Pipia, Luca. "Polarimetric differential SAR Interferometry with ground-based sensors." Doctoral thesis, Universitat Politècnica de Catalunya, 2009. http://hdl.handle.net/10803/6951.
Full textEl objetivo de la Polarimetría SAR es describir el entorno de interés analizando las propiedades de la señal que éste dispersa cuando se utilizan diferentes combinaciones de polarización de las antenas transmisora y receptora, definidas canales polarimétricos. La polarimetría interferométrica SAR junta la capacidad de la polarimetría de separar mecanismos de dispersión independientes con la sensibilidad de la Interferometría a la altura de los correspondientes centros de fase, y permite describir la distribución volumétrica de los dispersores dentro de la escena observada.
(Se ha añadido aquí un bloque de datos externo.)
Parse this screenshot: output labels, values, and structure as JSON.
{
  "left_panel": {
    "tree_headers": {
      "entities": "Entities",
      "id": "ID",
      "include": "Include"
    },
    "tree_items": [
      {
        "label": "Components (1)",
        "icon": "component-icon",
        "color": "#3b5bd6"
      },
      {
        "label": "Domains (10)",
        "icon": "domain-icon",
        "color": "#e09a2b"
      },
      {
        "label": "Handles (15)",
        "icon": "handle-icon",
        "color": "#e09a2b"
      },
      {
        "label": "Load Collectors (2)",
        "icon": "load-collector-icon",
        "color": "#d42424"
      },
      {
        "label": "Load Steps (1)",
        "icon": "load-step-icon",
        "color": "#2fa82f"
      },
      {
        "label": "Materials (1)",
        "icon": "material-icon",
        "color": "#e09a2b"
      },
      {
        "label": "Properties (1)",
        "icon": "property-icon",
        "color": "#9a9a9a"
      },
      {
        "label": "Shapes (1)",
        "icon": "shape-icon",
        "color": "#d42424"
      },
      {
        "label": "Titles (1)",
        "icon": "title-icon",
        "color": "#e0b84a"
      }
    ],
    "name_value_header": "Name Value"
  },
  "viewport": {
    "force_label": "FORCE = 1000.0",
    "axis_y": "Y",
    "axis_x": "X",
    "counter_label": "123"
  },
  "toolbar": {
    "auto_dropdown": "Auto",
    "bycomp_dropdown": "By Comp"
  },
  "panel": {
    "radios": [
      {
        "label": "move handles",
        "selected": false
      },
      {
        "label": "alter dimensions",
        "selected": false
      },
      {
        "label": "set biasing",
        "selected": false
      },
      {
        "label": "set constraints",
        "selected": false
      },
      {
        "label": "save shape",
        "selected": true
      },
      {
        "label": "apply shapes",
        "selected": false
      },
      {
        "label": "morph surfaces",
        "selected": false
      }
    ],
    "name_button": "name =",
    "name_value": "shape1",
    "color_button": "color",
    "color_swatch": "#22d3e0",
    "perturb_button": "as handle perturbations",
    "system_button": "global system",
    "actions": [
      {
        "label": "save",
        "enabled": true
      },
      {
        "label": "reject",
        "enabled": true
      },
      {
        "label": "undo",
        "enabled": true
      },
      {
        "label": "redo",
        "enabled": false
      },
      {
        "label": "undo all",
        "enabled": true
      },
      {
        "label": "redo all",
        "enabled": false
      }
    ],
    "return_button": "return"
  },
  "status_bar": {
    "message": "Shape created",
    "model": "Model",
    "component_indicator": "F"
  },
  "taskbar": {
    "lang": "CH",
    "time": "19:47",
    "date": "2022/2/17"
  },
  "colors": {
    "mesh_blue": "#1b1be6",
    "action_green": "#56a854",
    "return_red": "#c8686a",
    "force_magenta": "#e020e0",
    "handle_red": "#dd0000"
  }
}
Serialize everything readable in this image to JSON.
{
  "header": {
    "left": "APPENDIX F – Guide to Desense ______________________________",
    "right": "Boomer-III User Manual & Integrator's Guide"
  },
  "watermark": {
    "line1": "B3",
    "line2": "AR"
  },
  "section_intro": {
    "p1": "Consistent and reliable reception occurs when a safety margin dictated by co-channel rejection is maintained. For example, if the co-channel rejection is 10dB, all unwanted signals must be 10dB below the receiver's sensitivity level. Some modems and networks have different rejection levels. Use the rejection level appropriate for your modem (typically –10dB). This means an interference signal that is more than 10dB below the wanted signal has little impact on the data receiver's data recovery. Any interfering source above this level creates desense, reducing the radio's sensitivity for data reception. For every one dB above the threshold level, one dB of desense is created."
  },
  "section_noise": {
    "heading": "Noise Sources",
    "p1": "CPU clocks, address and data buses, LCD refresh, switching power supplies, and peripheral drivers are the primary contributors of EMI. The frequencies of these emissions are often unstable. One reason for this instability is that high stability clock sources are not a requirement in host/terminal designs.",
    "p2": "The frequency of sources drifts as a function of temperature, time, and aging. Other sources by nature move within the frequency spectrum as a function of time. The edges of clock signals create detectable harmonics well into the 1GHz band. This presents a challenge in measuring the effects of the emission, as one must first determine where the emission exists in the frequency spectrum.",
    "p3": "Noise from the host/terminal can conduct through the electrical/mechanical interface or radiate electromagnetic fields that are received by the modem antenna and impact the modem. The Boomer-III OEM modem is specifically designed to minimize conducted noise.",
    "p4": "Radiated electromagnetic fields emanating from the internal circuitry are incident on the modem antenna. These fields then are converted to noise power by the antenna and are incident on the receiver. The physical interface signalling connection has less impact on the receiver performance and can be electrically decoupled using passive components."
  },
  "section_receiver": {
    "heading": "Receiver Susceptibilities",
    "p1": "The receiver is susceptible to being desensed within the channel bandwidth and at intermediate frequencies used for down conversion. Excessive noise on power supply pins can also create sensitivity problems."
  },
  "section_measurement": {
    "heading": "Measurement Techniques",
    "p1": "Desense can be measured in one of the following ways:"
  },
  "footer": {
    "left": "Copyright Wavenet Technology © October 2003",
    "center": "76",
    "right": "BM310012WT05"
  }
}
Debido a la falta de conjuntos de datos polarimétricos SAR satelitales que cubran tramos temporales suficientemente largos, hay aún un gran interés en las mejoras que la polarimetría podría aportar a técnicas ya consolidadas como las de Interferometría Diferencial.
La actividad de investigación que se presentará en esta tesis doctoral abarca, por primera vez conjuntamente, las dos áreas de la Polarimetría SAR y de la Interferometría Diferencial utilizando el sensor radar terrestre de corto alcance (gbSAR) desarrollado por la Universitat Politècnica de Catalunyua (UPC). El trabajo constará de dos bloques principales.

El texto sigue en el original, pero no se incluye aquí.